I originally became
interested in writing as a means of self expression. I was 16 years old and tremendously
unhappy. I got good grades, but my
achievements didn’t bring me any deep satisfaction. I felt that I was being prepared for
something—most likely college and then a career—that I wanted no part of, and I
didn’t see much in my future to look forward to. I began to write about my life and my
unhappiness, and it got to the point where writing about myself was the main
thing that made me feel my life was worthwhile.
Acknowledging my misery somehow began to seem like the most meaningful
thing I could do.
Despite my lack of interest,
I did eventually go to college, where I majored in English with a Creative
Writing emphasis. One of the most common
bits of advice, hammered into my head by teacher after teacher, was this:
“write what you know.” And so I did, I
wrote dozens of stories featuring a protagonist living in the city I lived in,
dealing with the things I dealt with, thinking my thoughts and feeling my
feelings. I wrote dozens of stories, and
published quite a few, but I was still miserable, and I still didn’t see much to
look forward to.
And then, finally, I
stopped following that advice. I thought
of the books I loved when I was younger, before I’d ever started feeling
miserable about things in the first place.

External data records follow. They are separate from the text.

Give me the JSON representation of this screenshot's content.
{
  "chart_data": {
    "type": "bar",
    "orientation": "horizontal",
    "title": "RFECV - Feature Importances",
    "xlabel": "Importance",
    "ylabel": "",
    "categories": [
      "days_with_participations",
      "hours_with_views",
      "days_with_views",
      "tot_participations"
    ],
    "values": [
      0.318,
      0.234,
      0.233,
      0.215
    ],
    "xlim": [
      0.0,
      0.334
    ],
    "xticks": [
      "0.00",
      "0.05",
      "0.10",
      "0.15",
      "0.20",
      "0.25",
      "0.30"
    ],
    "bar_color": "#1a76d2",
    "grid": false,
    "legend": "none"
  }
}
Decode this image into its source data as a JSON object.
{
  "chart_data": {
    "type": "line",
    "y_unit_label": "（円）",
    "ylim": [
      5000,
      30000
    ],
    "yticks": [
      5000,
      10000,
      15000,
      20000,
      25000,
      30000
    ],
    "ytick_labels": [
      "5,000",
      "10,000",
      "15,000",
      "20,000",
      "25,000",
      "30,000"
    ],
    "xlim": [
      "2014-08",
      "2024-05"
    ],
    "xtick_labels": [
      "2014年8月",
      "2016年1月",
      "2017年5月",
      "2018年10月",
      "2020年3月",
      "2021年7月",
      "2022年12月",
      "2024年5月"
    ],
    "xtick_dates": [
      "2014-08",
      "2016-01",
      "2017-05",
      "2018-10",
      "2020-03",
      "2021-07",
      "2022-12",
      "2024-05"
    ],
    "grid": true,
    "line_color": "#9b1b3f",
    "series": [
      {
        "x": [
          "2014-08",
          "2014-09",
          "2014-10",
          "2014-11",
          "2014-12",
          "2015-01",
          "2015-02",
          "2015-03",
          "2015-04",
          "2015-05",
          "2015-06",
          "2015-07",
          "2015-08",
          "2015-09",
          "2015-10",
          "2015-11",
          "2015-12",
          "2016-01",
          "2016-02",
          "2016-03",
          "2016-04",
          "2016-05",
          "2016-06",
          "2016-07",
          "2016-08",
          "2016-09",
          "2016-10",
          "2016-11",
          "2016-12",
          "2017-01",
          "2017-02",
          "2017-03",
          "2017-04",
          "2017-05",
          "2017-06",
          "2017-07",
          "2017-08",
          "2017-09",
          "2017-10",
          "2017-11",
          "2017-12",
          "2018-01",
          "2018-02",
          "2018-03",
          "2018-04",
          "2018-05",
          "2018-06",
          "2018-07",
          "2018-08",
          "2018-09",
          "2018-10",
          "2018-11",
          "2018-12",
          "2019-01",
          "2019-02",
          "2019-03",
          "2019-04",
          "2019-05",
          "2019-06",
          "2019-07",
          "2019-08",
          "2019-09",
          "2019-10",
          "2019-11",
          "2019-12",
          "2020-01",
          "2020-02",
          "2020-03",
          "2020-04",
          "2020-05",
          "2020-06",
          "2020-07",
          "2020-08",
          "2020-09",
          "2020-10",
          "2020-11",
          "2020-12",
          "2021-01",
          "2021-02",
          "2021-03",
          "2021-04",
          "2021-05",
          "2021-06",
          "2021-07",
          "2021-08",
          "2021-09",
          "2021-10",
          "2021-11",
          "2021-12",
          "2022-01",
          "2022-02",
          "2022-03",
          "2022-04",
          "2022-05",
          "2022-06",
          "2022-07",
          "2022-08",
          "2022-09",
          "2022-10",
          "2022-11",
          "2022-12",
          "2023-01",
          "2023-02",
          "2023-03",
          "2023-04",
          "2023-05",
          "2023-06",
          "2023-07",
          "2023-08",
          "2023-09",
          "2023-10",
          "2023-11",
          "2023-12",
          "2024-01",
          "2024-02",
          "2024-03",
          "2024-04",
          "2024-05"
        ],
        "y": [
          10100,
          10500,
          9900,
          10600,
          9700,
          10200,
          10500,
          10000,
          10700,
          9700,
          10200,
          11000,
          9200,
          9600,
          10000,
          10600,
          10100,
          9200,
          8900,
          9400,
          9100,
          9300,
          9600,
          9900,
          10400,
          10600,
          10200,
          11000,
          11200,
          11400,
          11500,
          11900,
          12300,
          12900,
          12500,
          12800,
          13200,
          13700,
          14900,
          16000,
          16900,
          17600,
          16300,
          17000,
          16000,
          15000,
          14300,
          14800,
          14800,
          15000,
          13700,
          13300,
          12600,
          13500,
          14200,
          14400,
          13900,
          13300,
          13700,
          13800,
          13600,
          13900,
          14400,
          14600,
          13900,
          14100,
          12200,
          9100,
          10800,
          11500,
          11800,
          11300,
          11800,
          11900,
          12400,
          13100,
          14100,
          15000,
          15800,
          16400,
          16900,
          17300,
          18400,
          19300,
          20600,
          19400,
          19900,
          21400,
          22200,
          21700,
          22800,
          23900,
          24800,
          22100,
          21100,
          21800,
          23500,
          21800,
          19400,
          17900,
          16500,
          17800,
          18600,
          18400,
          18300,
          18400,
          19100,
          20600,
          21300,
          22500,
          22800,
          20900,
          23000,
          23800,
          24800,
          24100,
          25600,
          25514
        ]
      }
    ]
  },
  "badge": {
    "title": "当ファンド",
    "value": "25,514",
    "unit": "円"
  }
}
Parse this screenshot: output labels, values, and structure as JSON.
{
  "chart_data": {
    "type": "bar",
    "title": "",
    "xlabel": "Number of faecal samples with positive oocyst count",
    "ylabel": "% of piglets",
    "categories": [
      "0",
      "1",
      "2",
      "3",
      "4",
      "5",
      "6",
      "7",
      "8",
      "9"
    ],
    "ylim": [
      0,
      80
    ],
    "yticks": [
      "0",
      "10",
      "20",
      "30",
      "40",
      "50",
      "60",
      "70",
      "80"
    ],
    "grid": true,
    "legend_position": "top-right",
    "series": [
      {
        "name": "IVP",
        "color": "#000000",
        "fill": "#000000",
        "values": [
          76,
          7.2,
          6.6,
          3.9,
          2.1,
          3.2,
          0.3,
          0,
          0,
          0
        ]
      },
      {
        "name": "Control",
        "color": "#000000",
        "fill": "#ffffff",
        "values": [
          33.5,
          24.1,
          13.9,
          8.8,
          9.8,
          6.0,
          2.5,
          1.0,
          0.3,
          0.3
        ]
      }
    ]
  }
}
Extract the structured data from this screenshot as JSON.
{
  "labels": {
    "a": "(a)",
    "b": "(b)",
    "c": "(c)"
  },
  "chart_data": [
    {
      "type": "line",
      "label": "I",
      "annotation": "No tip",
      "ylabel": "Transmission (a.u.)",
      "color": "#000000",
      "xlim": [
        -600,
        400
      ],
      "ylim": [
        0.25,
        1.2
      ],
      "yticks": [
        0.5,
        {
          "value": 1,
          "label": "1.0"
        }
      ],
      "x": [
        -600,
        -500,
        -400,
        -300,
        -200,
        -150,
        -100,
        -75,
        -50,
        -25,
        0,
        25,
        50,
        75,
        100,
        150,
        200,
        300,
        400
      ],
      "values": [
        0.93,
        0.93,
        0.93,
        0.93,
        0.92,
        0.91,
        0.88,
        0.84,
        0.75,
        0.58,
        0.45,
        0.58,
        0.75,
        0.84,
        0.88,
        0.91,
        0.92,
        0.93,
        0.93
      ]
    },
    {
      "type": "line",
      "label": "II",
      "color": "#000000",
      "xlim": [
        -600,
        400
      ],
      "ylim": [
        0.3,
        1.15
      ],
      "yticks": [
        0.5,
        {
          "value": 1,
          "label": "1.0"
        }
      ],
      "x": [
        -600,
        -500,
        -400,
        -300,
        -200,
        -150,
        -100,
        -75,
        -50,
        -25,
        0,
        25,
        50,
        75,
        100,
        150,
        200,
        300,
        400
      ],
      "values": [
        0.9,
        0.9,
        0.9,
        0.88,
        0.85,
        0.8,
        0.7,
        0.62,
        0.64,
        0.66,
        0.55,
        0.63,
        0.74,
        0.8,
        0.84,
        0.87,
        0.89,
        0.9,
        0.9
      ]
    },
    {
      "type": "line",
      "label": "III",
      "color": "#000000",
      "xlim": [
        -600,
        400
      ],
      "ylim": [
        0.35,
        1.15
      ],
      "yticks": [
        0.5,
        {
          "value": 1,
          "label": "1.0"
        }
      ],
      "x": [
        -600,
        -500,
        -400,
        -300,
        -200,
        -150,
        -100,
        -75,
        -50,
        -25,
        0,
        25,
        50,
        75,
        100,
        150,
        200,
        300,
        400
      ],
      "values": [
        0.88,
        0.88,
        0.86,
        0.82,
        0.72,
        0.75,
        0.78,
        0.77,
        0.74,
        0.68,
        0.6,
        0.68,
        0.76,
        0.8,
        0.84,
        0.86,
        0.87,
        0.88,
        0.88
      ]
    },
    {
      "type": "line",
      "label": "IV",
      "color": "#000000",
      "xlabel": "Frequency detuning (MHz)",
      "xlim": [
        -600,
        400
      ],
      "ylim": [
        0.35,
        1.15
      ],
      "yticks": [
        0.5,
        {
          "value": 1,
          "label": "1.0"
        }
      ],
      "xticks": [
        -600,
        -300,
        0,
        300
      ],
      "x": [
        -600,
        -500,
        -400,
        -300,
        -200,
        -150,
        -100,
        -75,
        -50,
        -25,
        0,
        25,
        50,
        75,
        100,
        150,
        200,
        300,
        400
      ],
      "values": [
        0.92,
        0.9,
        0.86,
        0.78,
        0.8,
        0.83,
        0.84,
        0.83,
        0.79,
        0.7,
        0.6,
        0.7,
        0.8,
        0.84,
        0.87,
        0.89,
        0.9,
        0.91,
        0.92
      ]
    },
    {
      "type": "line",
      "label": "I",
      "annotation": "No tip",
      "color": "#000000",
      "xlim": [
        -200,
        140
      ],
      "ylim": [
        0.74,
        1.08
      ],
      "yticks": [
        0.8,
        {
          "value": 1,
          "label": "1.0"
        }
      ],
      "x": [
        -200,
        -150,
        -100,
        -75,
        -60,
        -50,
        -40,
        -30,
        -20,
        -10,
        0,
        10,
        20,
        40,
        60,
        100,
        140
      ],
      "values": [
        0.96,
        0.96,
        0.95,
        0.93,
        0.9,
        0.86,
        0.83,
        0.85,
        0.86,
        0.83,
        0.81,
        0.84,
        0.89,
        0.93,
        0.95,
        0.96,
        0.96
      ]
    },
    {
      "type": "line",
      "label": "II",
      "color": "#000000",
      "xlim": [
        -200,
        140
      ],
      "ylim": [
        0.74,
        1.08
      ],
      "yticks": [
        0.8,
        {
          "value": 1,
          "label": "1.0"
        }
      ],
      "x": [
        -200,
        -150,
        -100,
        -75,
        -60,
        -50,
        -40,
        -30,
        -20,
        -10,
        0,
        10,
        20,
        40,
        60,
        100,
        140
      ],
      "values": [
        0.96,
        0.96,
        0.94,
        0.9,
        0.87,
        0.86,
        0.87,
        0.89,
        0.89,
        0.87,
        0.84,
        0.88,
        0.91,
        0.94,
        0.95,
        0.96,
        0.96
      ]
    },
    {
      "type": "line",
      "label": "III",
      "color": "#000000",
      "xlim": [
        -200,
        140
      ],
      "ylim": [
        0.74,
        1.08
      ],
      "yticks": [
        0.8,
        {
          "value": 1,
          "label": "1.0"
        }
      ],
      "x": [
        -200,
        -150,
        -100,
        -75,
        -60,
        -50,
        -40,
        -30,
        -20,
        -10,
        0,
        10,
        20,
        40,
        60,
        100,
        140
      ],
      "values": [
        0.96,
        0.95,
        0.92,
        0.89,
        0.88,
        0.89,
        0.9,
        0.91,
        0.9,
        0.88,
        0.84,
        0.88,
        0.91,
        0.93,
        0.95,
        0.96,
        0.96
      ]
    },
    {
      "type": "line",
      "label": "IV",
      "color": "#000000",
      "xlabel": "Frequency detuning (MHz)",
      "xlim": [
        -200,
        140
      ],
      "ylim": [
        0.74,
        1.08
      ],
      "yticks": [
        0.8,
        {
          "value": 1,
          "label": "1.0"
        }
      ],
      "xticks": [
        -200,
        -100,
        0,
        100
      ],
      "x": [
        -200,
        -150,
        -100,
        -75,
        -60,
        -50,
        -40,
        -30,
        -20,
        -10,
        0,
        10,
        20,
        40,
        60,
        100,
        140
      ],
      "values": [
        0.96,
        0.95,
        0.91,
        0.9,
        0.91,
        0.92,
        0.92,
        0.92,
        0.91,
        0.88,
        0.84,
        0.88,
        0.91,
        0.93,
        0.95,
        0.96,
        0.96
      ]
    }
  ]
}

Books that took place in worlds that were very different than my
own. Books that inflamed my imagination,
and jerked me out of my own miserable life, into lives of magic and adventure.
And so I became excited
by the idea of using writing not to explore the familiar, not to explain what I
knew, but instead to move beyond myself and my own miseries. I started trying to write what I didn’t, and
couldn’t possibly, know.
Reading gives us a
chance to get to know other lives intimately, and that offers us an opportunity
to gain emotional knowledge that excels beyond the limits of our own personal
experiences—even if the lives we are reading about are fictional. Writing can offer the same sort of
self-transcendence.
By writing fiction,
which by its very definition involves a predisposition for the imagined rather
than the personally known, I am encouraged to explore experiences that are not
my own. Writing fiction leads me toward
moving beyond my own knowledge and feelings.
It demands that I sympathize with characters who have very little in
common with me. It motivates me to try
to see the world through different eyes.
And that, I believe,
makes me a better person. At the very
least, it gives me something worth looking forward to.
3 comments:
I agree, to a point. Your reasoning jives with why I write fantasy, which, by definition, contains elements that I cannot 'know'. On the other hand, it is my opinion that it is impossible to write something readers can identify with, particularly characters, if they do not display 'known' traits of human nature - even alien characters. Without this level of the familiar or 'known' readers will not 'get' our characters and so will not identify with them enough to continue reading.
Good point, Yvonne. You've hit on the reason why I've avoided science fiction and fantasy over the years, even though I've liked much of what I do read. But I've feared and/or perceived that I wouldn't be able to identify with the story. However, if the characters have emotions, goals, and such that I can identify with, the story still works.
We had a guest post a couple years ago that talked about this exact thing. http://booksandpals.blogspot.com/2011/05/character-driven-science-fiction-only.html
Hi Yvonne,
Thanks for commenting. I agree with the qualifications/reservations to your agreement! I didn't intend to give the impression that I've turned away from all knowable human emotions/characteristics--merely that my writing has broadened beyond the narrow ranges of my own personal experience.